Gustavo Salmerón elige como protagonista a su madre, la impagable Julia, y deja que sea su mirada y su sabiduría ganada con los años las que nos lleven de la mano. A través de ella  y con ella hacemos un recorrido por la inevitable melancolía que supone sumar años, sobre la angustia que implica acercarse a la muerte y a través de lo que para una mujer como ella ha supuesto ir almacenando objetos. Una forma, en definitiva, de atesorar afectos, de luchar contra la fugacidad de los días y de dotar de sentido a una vida que para ella ha estado en gran medida ligada al horizonte que representan el marido, los hijos y los espacios comunes. Julia es un ser tierno y a la que apetece abrazar, por más que ella misma reconozca que a veces es poco afectuosa con sus propios hijos. Sentencia con el poderío de quien ha vivido, y por tanto sufrido mucho. Y es capaz, desde el sentido del humor más desnudo que yo no veía en el cine hace años, de desmontarse a sí misma. Caminar con Julia acaba siendo, también, un paseo por la historia de este país, una especie de mirada opuesta a la de Cuéntame, porque mientras que en la serie todo huele a cartón piedra en esta película podemos casi oler las tostadas que Julia se toma para desayunar.  Un olor que además parece unir nuestros sentidos con un humor y una manera de enfocar la realidad muy habitual en nuestra tradición cinematográfica e incluso literaria. Julia bien podría ser, sin ir más lejos, el personaje de un guión de Azcona.

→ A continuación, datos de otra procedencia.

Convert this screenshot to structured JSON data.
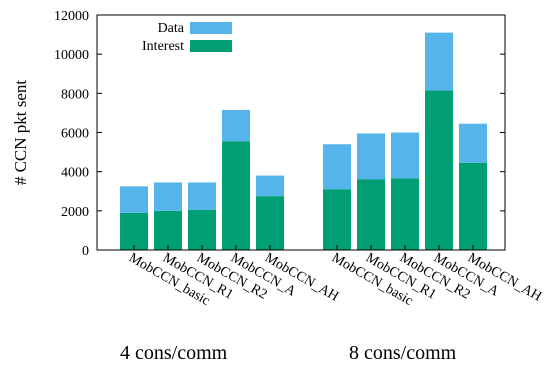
{
  "chart_data": {
    "type": "bar",
    "stacked": true,
    "ylabel": "# CCN pkt sent",
    "ylim": [
      0,
      12000
    ],
    "yticks": [
      0,
      2000,
      4000,
      6000,
      8000,
      10000,
      12000
    ],
    "groups": [
      {
        "label": "4 cons/comm",
        "categories": [
          "MobCCN_basic",
          "MobCCN_R1",
          "MobCCN_R2",
          "MobCCN_A",
          "MobCCN_AH"
        ],
        "series": [
          {
            "name": "Interest",
            "values": [
              1900,
              2000,
              2050,
              5550,
              2750
            ]
          },
          {
            "name": "Data",
            "values": [
              1350,
              1450,
              1400,
              1600,
              1050
            ]
          }
        ]
      },
      {
        "label": "8 cons/comm",
        "categories": [
          "MobCCN_basic",
          "MobCCN_R1",
          "MobCCN_R2",
          "MobCCN_A",
          "MobCCN_AH"
        ],
        "series": [
          {
            "name": "Interest",
            "values": [
              3100,
              3600,
              3650,
              8150,
              4450
            ]
          },
          {
            "name": "Data",
            "values": [
              2300,
              2350,
              2350,
              2950,
              2000
            ]
          }
        ]
      }
    ],
    "legend": {
      "placement": "top-left",
      "entries": [
        {
          "name": "Data",
          "color": "#55b4e9"
        },
        {
          "name": "Interest",
          "color": "#009e73"
        }
      ]
    },
    "colors": {
      "Interest": "#009e73",
      "Data": "#55b4e9"
    }
  }
}
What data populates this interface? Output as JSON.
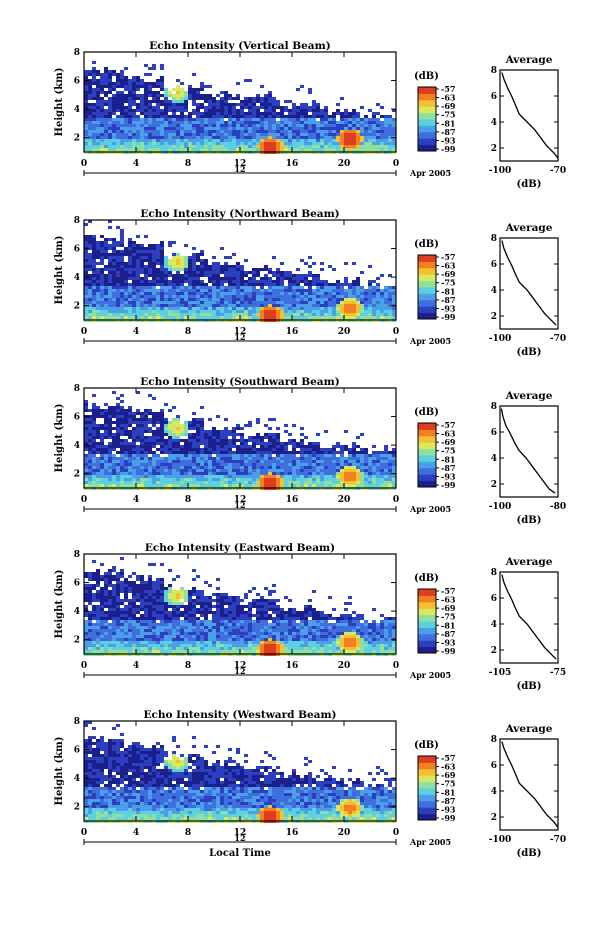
{
  "figure": {
    "common": {
      "ylabel": "Height (km)",
      "colorbar_unit": "(dB)",
      "colorbar_ticks": [
        "-57",
        "-63",
        "-69",
        "-75",
        "-81",
        "-87",
        "-93",
        "-99"
      ],
      "date_label": "Apr 2005",
      "x_ticks": [
        "0",
        "4",
        "8",
        "12",
        "16",
        "20",
        "0"
      ],
      "y_ticks": [
        "2",
        "4",
        "6",
        "8"
      ],
      "avg_title": "Average",
      "avg_xlabel": "(dB)",
      "bottom_xlabel": "Local Time"
    },
    "colors": [
      "#1a1f8c",
      "#2c3fbf",
      "#3f6fdc",
      "#4a9fe8",
      "#5ccfe0",
      "#8fe0a0",
      "#d8e860",
      "#f4c030",
      "#f08020",
      "#e03c20"
    ]
  },
  "chart_data": [
    {
      "type": "heatmap",
      "title": "Echo Intensity (Vertical Beam)",
      "xlabel": "",
      "ylabel": "Height (km)",
      "x": [
        0,
        24
      ],
      "ylim": [
        1,
        8
      ],
      "colorbar_range": [
        -99,
        -57
      ],
      "tick12": "12",
      "features": {
        "cloud_top_km": [
          6.8,
          6.3,
          5.6,
          5.2,
          4.9,
          4.4,
          4.0,
          3.6
        ],
        "hotspots": [
          [
            14.2,
            1.4,
            -57
          ],
          [
            20.3,
            2.0,
            -57
          ],
          [
            7.0,
            5.3,
            -69
          ]
        ]
      },
      "avg": {
        "title": "Average",
        "xlabel": "(dB)",
        "xticks": [
          "-100",
          "-70"
        ],
        "xlim": [
          -100,
          -70
        ],
        "ylim": [
          1,
          8
        ],
        "x": [
          -99,
          -98,
          -96,
          -94,
          -92,
          -90,
          -86,
          -82,
          -79,
          -76,
          -72,
          -70
        ],
        "y": [
          7.8,
          7.3,
          6.6,
          6.0,
          5.3,
          4.6,
          4.0,
          3.4,
          2.8,
          2.2,
          1.6,
          1.2
        ]
      }
    },
    {
      "type": "heatmap",
      "title": "Echo Intensity (Northward Beam)",
      "xlabel": "",
      "ylabel": "Height (km)",
      "x": [
        0,
        24
      ],
      "ylim": [
        1,
        8
      ],
      "colorbar_range": [
        -99,
        -57
      ],
      "tick12": "12",
      "features": {
        "cloud_top_km": [
          6.9,
          6.4,
          5.7,
          5.1,
          4.7,
          4.3,
          3.9,
          3.5
        ],
        "hotspots": [
          [
            14.2,
            1.4,
            -57
          ],
          [
            20.3,
            1.9,
            -63
          ],
          [
            7.0,
            5.2,
            -69
          ]
        ]
      },
      "avg": {
        "title": "Average",
        "xlabel": "(dB)",
        "xticks": [
          "-100",
          "-70"
        ],
        "xlim": [
          -100,
          -70
        ],
        "ylim": [
          1,
          8
        ],
        "x": [
          -99,
          -98,
          -96,
          -94,
          -92,
          -90,
          -86,
          -83,
          -80,
          -77,
          -73,
          -71
        ],
        "y": [
          7.8,
          7.2,
          6.5,
          5.9,
          5.2,
          4.6,
          4.0,
          3.4,
          2.8,
          2.2,
          1.6,
          1.3
        ]
      }
    },
    {
      "type": "heatmap",
      "title": "Echo Intensity (Southward Beam)",
      "xlabel": "",
      "ylabel": "Height (km)",
      "x": [
        0,
        24
      ],
      "ylim": [
        1,
        8
      ],
      "colorbar_range": [
        -99,
        -57
      ],
      "tick12": "12",
      "features": {
        "cloud_top_km": [
          6.9,
          6.5,
          5.8,
          5.3,
          4.8,
          4.4,
          4.0,
          3.7
        ],
        "hotspots": [
          [
            14.2,
            1.4,
            -57
          ],
          [
            20.3,
            1.9,
            -63
          ],
          [
            7.0,
            5.3,
            -69
          ]
        ]
      },
      "avg": {
        "title": "Average",
        "xlabel": "(dB)",
        "xticks": [
          "-100",
          "-80"
        ],
        "xlim": [
          -100,
          -80
        ],
        "ylim": [
          1,
          8
        ],
        "x": [
          -99.5,
          -99,
          -98,
          -96.5,
          -95,
          -93.5,
          -91,
          -89,
          -87,
          -85,
          -83,
          -81
        ],
        "y": [
          7.8,
          7.2,
          6.5,
          5.9,
          5.2,
          4.6,
          4.0,
          3.4,
          2.8,
          2.2,
          1.6,
          1.3
        ]
      }
    },
    {
      "type": "heatmap",
      "title": "Echo Intensity (Eastward Beam)",
      "xlabel": "",
      "ylabel": "Height (km)",
      "x": [
        0,
        24
      ],
      "ylim": [
        1,
        8
      ],
      "colorbar_range": [
        -99,
        -57
      ],
      "tick12": "12",
      "features": {
        "cloud_top_km": [
          6.8,
          6.4,
          5.7,
          5.1,
          4.7,
          4.3,
          3.9,
          3.5
        ],
        "hotspots": [
          [
            14.2,
            1.4,
            -57
          ],
          [
            20.3,
            1.9,
            -63
          ],
          [
            7.0,
            5.2,
            -69
          ]
        ]
      },
      "avg": {
        "title": "Average",
        "xlabel": "(dB)",
        "xticks": [
          "-105",
          "-75"
        ],
        "xlim": [
          -105,
          -75
        ],
        "ylim": [
          1,
          8
        ],
        "x": [
          -104,
          -103,
          -101,
          -99,
          -97,
          -95,
          -91,
          -88,
          -85,
          -82,
          -78,
          -76
        ],
        "y": [
          7.8,
          7.2,
          6.5,
          5.9,
          5.2,
          4.6,
          4.0,
          3.4,
          2.8,
          2.2,
          1.6,
          1.3
        ]
      }
    },
    {
      "type": "heatmap",
      "title": "Echo Intensity (Westward Beam)",
      "xlabel": "Local Time",
      "ylabel": "Height (km)",
      "x": [
        0,
        24
      ],
      "ylim": [
        1,
        8
      ],
      "colorbar_range": [
        -99,
        -57
      ],
      "tick12": "12",
      "features": {
        "cloud_top_km": [
          6.9,
          6.4,
          5.7,
          5.2,
          4.8,
          4.4,
          4.0,
          3.6
        ],
        "hotspots": [
          [
            14.2,
            1.4,
            -57
          ],
          [
            20.3,
            2.0,
            -63
          ],
          [
            7.0,
            5.3,
            -69
          ]
        ]
      },
      "avg": {
        "title": "Average",
        "xlabel": "(dB)",
        "xticks": [
          "-100",
          "-70"
        ],
        "xlim": [
          -100,
          -70
        ],
        "ylim": [
          1,
          8
        ],
        "x": [
          -99,
          -98,
          -96,
          -94,
          -92,
          -90,
          -86,
          -82,
          -79,
          -76,
          -72,
          -70
        ],
        "y": [
          7.8,
          7.3,
          6.6,
          6.0,
          5.3,
          4.6,
          4.0,
          3.4,
          2.8,
          2.2,
          1.6,
          1.2
        ]
      }
    }
  ]
}
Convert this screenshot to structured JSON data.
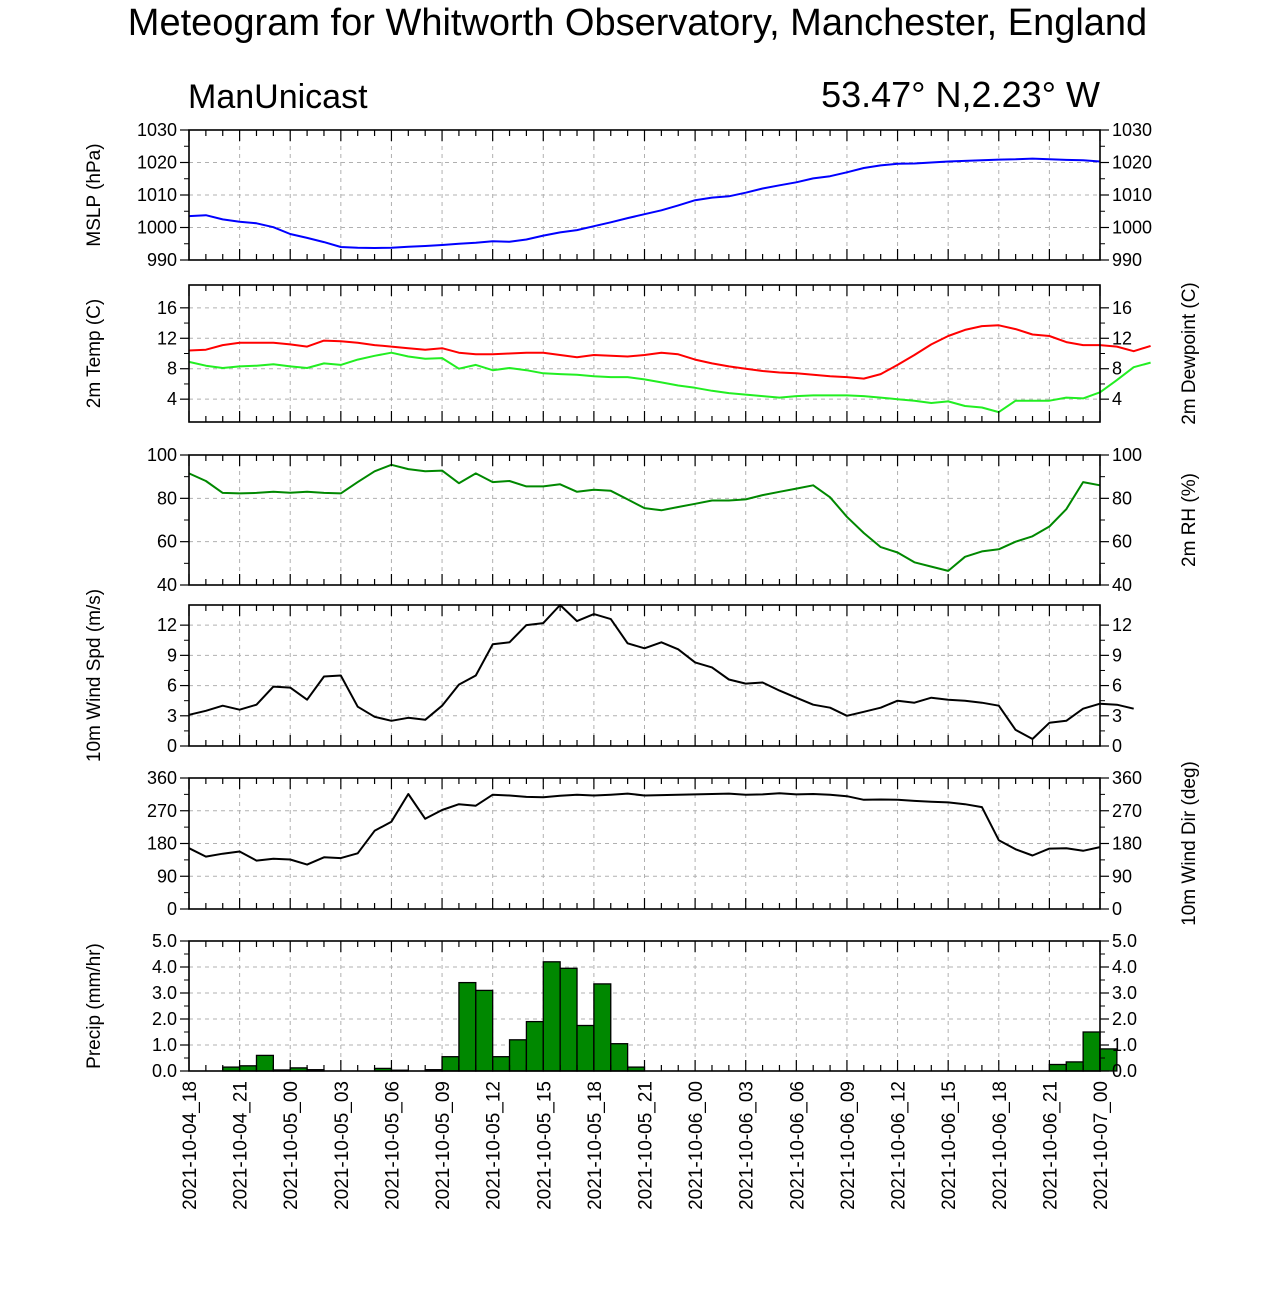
{
  "title": "Meteogram for Whitworth Observatory, Manchester, England",
  "subtitle_left": "ManUnicast",
  "subtitle_right": "53.47° N,2.23° W",
  "chart_data": {
    "type": "meteogram",
    "x_labels": [
      "2021-10-04_18",
      "2021-10-04_21",
      "2021-10-05_00",
      "2021-10-05_03",
      "2021-10-05_06",
      "2021-10-05_09",
      "2021-10-05_12",
      "2021-10-05_15",
      "2021-10-05_18",
      "2021-10-05_21",
      "2021-10-06_00",
      "2021-10-06_03",
      "2021-10-06_06",
      "2021-10-06_09",
      "2021-10-06_12",
      "2021-10-06_15",
      "2021-10-06_18",
      "2021-10-06_21",
      "2021-10-07_00"
    ],
    "x_step_hours": 1,
    "x_range_hours": [
      0,
      54
    ],
    "grid": true,
    "panels": [
      {
        "id": "mslp",
        "left_label": "MSLP (hPa)",
        "right_label": "",
        "ylim": [
          990,
          1030
        ],
        "ticks": [
          990,
          1000,
          1010,
          1020,
          1030
        ],
        "tick_labels": [
          "990",
          "1000",
          "1010",
          "1020",
          "1030"
        ],
        "series": [
          {
            "color": "#0000ff",
            "type": "line",
            "values": [
              1003.5,
              1003.8,
              1002.5,
              1001.8,
              1001.3,
              1000.1,
              998.0,
              996.8,
              995.5,
              994.0,
              993.8,
              993.7,
              993.8,
              994.1,
              994.3,
              994.6,
              995.0,
              995.3,
              995.8,
              995.6,
              996.3,
              997.5,
              998.5,
              999.2,
              1000.4,
              1001.6,
              1002.9,
              1004.1,
              1005.3,
              1006.8,
              1008.4,
              1009.2,
              1009.6,
              1010.7,
              1012.0,
              1013.0,
              1013.9,
              1015.1,
              1015.8,
              1017.0,
              1018.3,
              1019.1,
              1019.6,
              1019.7,
              1020.0,
              1020.3,
              1020.5,
              1020.7,
              1020.9,
              1021.0,
              1021.2,
              1021.0,
              1020.8,
              1020.7,
              1020.3
            ]
          }
        ]
      },
      {
        "id": "temp",
        "left_label": "2m Temp (C)",
        "right_label": "2m Dewpoint (C)",
        "ylim": [
          1,
          19
        ],
        "ticks": [
          4,
          8,
          12,
          16
        ],
        "tick_labels": [
          "4",
          "8",
          "12",
          "16"
        ],
        "series": [
          {
            "color": "#ff0000",
            "type": "line",
            "values": [
              10.4,
              10.5,
              11.1,
              11.4,
              11.4,
              11.4,
              11.2,
              10.9,
              11.7,
              11.6,
              11.4,
              11.1,
              10.9,
              10.7,
              10.5,
              10.7,
              10.1,
              9.9,
              9.9,
              10.0,
              10.1,
              10.1,
              9.8,
              9.5,
              9.8,
              9.7,
              9.6,
              9.8,
              10.1,
              9.9,
              9.2,
              8.7,
              8.3,
              8.0,
              7.7,
              7.5,
              7.4,
              7.2,
              7.0,
              6.9,
              6.7,
              7.3,
              8.5,
              9.8,
              11.2,
              12.3,
              13.1,
              13.6,
              13.7,
              13.2,
              12.5,
              12.3,
              11.5,
              11.1,
              11.1,
              10.9,
              10.3,
              11.0
            ]
          },
          {
            "color": "#22ee22",
            "type": "line",
            "values": [
              8.9,
              8.4,
              8.1,
              8.3,
              8.4,
              8.6,
              8.3,
              8.1,
              8.7,
              8.5,
              9.2,
              9.7,
              10.1,
              9.6,
              9.3,
              9.4,
              8.0,
              8.5,
              7.8,
              8.1,
              7.8,
              7.4,
              7.3,
              7.2,
              7.0,
              6.9,
              6.9,
              6.6,
              6.2,
              5.8,
              5.5,
              5.1,
              4.8,
              4.6,
              4.4,
              4.2,
              4.4,
              4.5,
              4.5,
              4.5,
              4.4,
              4.2,
              4.0,
              3.8,
              3.5,
              3.7,
              3.1,
              2.9,
              2.3,
              3.8,
              3.8,
              3.8,
              4.2,
              4.1,
              4.9,
              6.5,
              8.2,
              8.8
            ]
          }
        ]
      },
      {
        "id": "rh",
        "left_label": "",
        "right_label": "2m RH (%)",
        "ylim": [
          40,
          100
        ],
        "ticks": [
          40,
          60,
          80,
          100
        ],
        "tick_labels": [
          "40",
          "60",
          "80",
          "100"
        ],
        "series": [
          {
            "color": "#008800",
            "type": "line",
            "values": [
              91.5,
              88.0,
              82.5,
              82.3,
              82.5,
              83.0,
              82.6,
              83.0,
              82.5,
              82.3,
              87.5,
              92.5,
              95.5,
              93.5,
              92.5,
              92.8,
              87.0,
              91.5,
              87.5,
              88.0,
              85.5,
              85.5,
              86.5,
              83.0,
              84.0,
              83.5,
              79.5,
              75.5,
              74.5,
              76.0,
              77.5,
              79.0,
              79.0,
              79.5,
              81.5,
              83.0,
              84.5,
              86.0,
              80.5,
              71.5,
              64.0,
              57.5,
              55.0,
              50.5,
              48.5,
              46.5,
              53.0,
              55.5,
              56.5,
              60.0,
              62.5,
              67.0,
              75.0,
              87.5,
              86.0
            ]
          }
        ]
      },
      {
        "id": "wspd",
        "left_label": "10m Wind Spd (m/s)",
        "right_label": "",
        "ylim": [
          0,
          14
        ],
        "ticks": [
          0,
          3,
          6,
          9,
          12
        ],
        "tick_labels": [
          "0",
          "3",
          "6",
          "9",
          "12"
        ],
        "series": [
          {
            "color": "#000000",
            "type": "line",
            "values": [
              3.1,
              3.5,
              4.0,
              3.6,
              4.1,
              5.9,
              5.8,
              4.6,
              6.9,
              7.0,
              3.9,
              2.9,
              2.5,
              2.8,
              2.6,
              4.0,
              6.1,
              7.0,
              10.1,
              10.3,
              12.0,
              12.2,
              14.0,
              12.4,
              13.1,
              12.6,
              10.2,
              9.7,
              10.3,
              9.6,
              8.3,
              7.8,
              6.6,
              6.2,
              6.3,
              5.5,
              4.8,
              4.1,
              3.8,
              3.0,
              3.4,
              3.8,
              4.5,
              4.3,
              4.8,
              4.6,
              4.5,
              4.3,
              4.0,
              1.6,
              0.7,
              2.3,
              2.5,
              3.7,
              4.2,
              4.1,
              3.7
            ]
          }
        ]
      },
      {
        "id": "wdir",
        "left_label": "",
        "right_label": "10m Wind Dir (deg)",
        "ylim": [
          0,
          360
        ],
        "ticks": [
          0,
          90,
          180,
          270,
          360
        ],
        "tick_labels": [
          "0",
          "90",
          "180",
          "270",
          "360"
        ],
        "series": [
          {
            "color": "#000000",
            "type": "line",
            "values": [
              167,
              144,
              152,
              158,
              133,
              138,
              136,
              122,
              142,
              140,
              153,
              215,
              240,
              316,
              248,
              272,
              288,
              284,
              314,
              312,
              308,
              307,
              311,
              314,
              312,
              314,
              317,
              312,
              313,
              314,
              315,
              316,
              317,
              314,
              315,
              318,
              315,
              316,
              314,
              310,
              300,
              301,
              300,
              297,
              295,
              293,
              288,
              280,
              189,
              164,
              147,
              166,
              167,
              160,
              170
            ]
          }
        ]
      },
      {
        "id": "precip",
        "left_label": "Precip (mm/hr)",
        "right_label": "",
        "ylim": [
          0,
          5
        ],
        "ticks": [
          0,
          1,
          2,
          3,
          4,
          5
        ],
        "tick_labels": [
          "0.0",
          "1.0",
          "2.0",
          "3.0",
          "4.0",
          "5.0"
        ],
        "series": [
          {
            "color": "#008800",
            "type": "bar",
            "values": [
              0,
              0,
              0.15,
              0.2,
              0.6,
              0.04,
              0.12,
              0.05,
              0,
              0,
              0,
              0.1,
              0.03,
              0,
              0.05,
              0.55,
              3.4,
              3.1,
              0.55,
              1.2,
              1.9,
              4.2,
              3.95,
              1.75,
              3.35,
              1.05,
              0.15,
              0,
              0,
              0,
              0,
              0,
              0,
              0,
              0,
              0,
              0,
              0,
              0,
              0,
              0,
              0,
              0,
              0,
              0,
              0,
              0,
              0,
              0,
              0,
              0,
              0.25,
              0.35,
              1.5,
              0.85
            ]
          }
        ]
      }
    ]
  }
}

Es prácticamente imposible no empatizar con esta señora luminosa y tan llena de energía, la cual, aún sabiendo próximo su final, y a pesar de vivir en sus últimos años demasiadas malas noticias, apuesta siempre por sacarle la mayor de las sonrisas a la vida. Toda una lección de optimismo y de rebeldía frente a un mundo en el que parece ya quedar poco espacio para construir castillos en el aire. Y en el que, por cierto, es tan poco habitual que mujeres de la edad de Julia ocupen casi todo el metraje de una película. Eso sí, sigo echando de menos, como bien en su día puntualizó mi maestra Laura Freixas, “personajes de mujer mayor que no sean o abuelitas de cuento de hadas, o viejas brujas, o, como aquí, una a la que se mira con mirada cariñosa pero burlona y condescendiente”. Es decir, mujeres empoderadas y con años a las que se las reconozca como dueñas y señoras de su vida,  e incluso como admirables maestras con las que no solo reír o emocionarse sino también aprender y crecer. A las que miremos no solo desde la ternura con la que Salmerón retrata a su madre sino desde la equivalencia que supone reconocerlas como seres completos y racionales, no como la torpe, simpática o surrealista viejita a la que no nos queda otro remedio que adorar. Un verbo que rima peligrosamente con tolerar.